On Thursday, 8 April 2021 at 11:55:37 UTC, Vladimir Panteleev wrote:
On Thursday, 8 April 2021 at 11:13:55 UTC, Sebastiaan Koppe wrote:
Yes, but be aware that the callee of .start() has the obligation to keep the operational state alive until after one of the three receiver's functions are called.
Sorry, what does operational state mean here? Does that refer to the root sender object (which is saved on the stack and referenced by the objects implementing the intermediate steps/operations)? Or something else (locals referred by the lambdas performing the asynchronous operations, though I guess in that case DMD would create a closure)?
Operational state is a term from the proposal, it is what is returned when you call
.connect(receiver) on a Sender. It contains all the state needed to start the Sender, often including the receiver itself.
It is this state that requires an allocation when you are doing Futures. With senders/receivers it lives on the callee's stack. With that comes the responsibility to keep it alive.
In practice it is a non-issue though. You are unlikely to call
.start() yourself, instead you often push the responsibility all the way up to
void main, where you do a
sync_wait to ensure all is done.
There are cases where you want to make the operational state live on the heap though (because it gets too big), and there are ways to do that.
Also, does this mean that this approach is not feasible for
I certainly tried, but there are likely some safety-violations left. Undoubtedly some of those could be resolved by a more safety-capable engineer than me; I sometimes feel it is more complicated to write @safe code correctly than lock-free algorithms - which are notoriously hard - and sometimes it is not possible to express the wanted semantics.
Even so, even if there is some large unsafe hole in this library, I rather have it than not. There is a lot of upside in being able to write asynchronous algorithms separate from the async tasks themselves. Just like the STL separated the algorithms from the containers, senders/receivers separate the algorithms from the async tasks. That is so valuable to me I gladly take a little possible unsafety. Although obviously I certainly welcome any improvements on that front!
Often, instead of calling
.start you would call
.sync_wait, or just return the sender itself (and have the parent take care of it).

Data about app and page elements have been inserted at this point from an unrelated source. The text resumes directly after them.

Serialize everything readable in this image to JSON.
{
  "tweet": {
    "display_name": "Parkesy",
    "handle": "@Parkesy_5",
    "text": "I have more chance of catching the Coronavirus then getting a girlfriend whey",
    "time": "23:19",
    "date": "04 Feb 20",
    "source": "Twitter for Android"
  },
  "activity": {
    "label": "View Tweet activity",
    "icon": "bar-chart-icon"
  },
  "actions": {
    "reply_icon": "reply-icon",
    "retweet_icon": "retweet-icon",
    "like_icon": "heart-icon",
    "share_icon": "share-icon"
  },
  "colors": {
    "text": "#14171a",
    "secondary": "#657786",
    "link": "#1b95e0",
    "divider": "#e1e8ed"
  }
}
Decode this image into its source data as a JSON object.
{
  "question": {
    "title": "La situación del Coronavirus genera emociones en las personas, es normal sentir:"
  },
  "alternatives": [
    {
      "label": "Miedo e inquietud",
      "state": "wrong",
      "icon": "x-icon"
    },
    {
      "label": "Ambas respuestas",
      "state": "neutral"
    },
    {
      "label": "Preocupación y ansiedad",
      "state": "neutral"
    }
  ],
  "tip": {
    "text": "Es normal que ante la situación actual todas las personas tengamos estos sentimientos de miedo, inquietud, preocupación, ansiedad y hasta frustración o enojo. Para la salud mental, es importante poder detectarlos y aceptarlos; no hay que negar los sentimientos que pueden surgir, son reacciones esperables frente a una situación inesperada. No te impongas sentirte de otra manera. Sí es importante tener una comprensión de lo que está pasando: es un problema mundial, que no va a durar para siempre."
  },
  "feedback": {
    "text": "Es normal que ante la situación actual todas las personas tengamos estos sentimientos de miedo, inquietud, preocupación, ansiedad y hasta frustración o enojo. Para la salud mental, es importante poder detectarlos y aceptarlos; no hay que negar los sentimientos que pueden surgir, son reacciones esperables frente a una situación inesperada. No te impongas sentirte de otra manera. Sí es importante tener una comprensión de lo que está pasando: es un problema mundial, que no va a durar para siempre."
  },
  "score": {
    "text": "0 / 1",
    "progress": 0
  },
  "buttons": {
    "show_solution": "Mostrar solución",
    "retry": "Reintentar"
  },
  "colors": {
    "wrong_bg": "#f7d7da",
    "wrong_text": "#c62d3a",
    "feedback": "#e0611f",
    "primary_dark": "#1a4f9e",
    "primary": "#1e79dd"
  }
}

I'm finding it a bit difficult to imagine how that would look like on a larger scale. Would it be possible to write e.g. an entire web app where all functions accept and return senders, with only the top-level function calling
Yes, except the top-level function would call
.sync_wait. The main reason is because that awaits completion.
The key part is expressing the web server as a Sender, and then run it till completion. A web server is a bit special in that it spawns additional sub-tasks as part of its execution. You can use a
Nursery() for that, which is a Sender itself, but allows adding additional senders during its execution. Then you just model each request as a Sender and add it to the Nursery. They can be short lived or long lived tasks. When it is time for shutdown the StopToken is triggered, and that will stop the listening thread as well as any running sub-tasks as well (like open requests or websockets, etc.).
Or is there perhaps a small demo app making use of this as a demonstration? :)
Nothing public at the moment sorry, but I plan to open source our webserver in time.
Hmm, I see. But isn't that the limitation of async/await itself? I suppose the solution would be to build refcounts on top of the value, such that the promise hold a reference to the value (slot), as well as any un-called continuations. Which would tie the lifetime of the value to that of the promise and all its continuations.
Logically, at any point in time, a promise either has un-called continuations, OR holds a value. As soon as it is fulfilled, it schedules all registered continuations to be called as soon as possible. (In reality there is a small window of time as the scheduler runs these continuations before they consume the value.)
I think it is possible to attach a continuation after the promise has already completed.
promise = getFoo();
getBar().then(x => promise.then(y => print(x*y));
The one thing I miss most from promises though, is cancellation. With senders/receivers you get that (almost) for free, and it is not at all difficult to properly shutdown (parts of) your application (including sending shutdown notifications to any clients).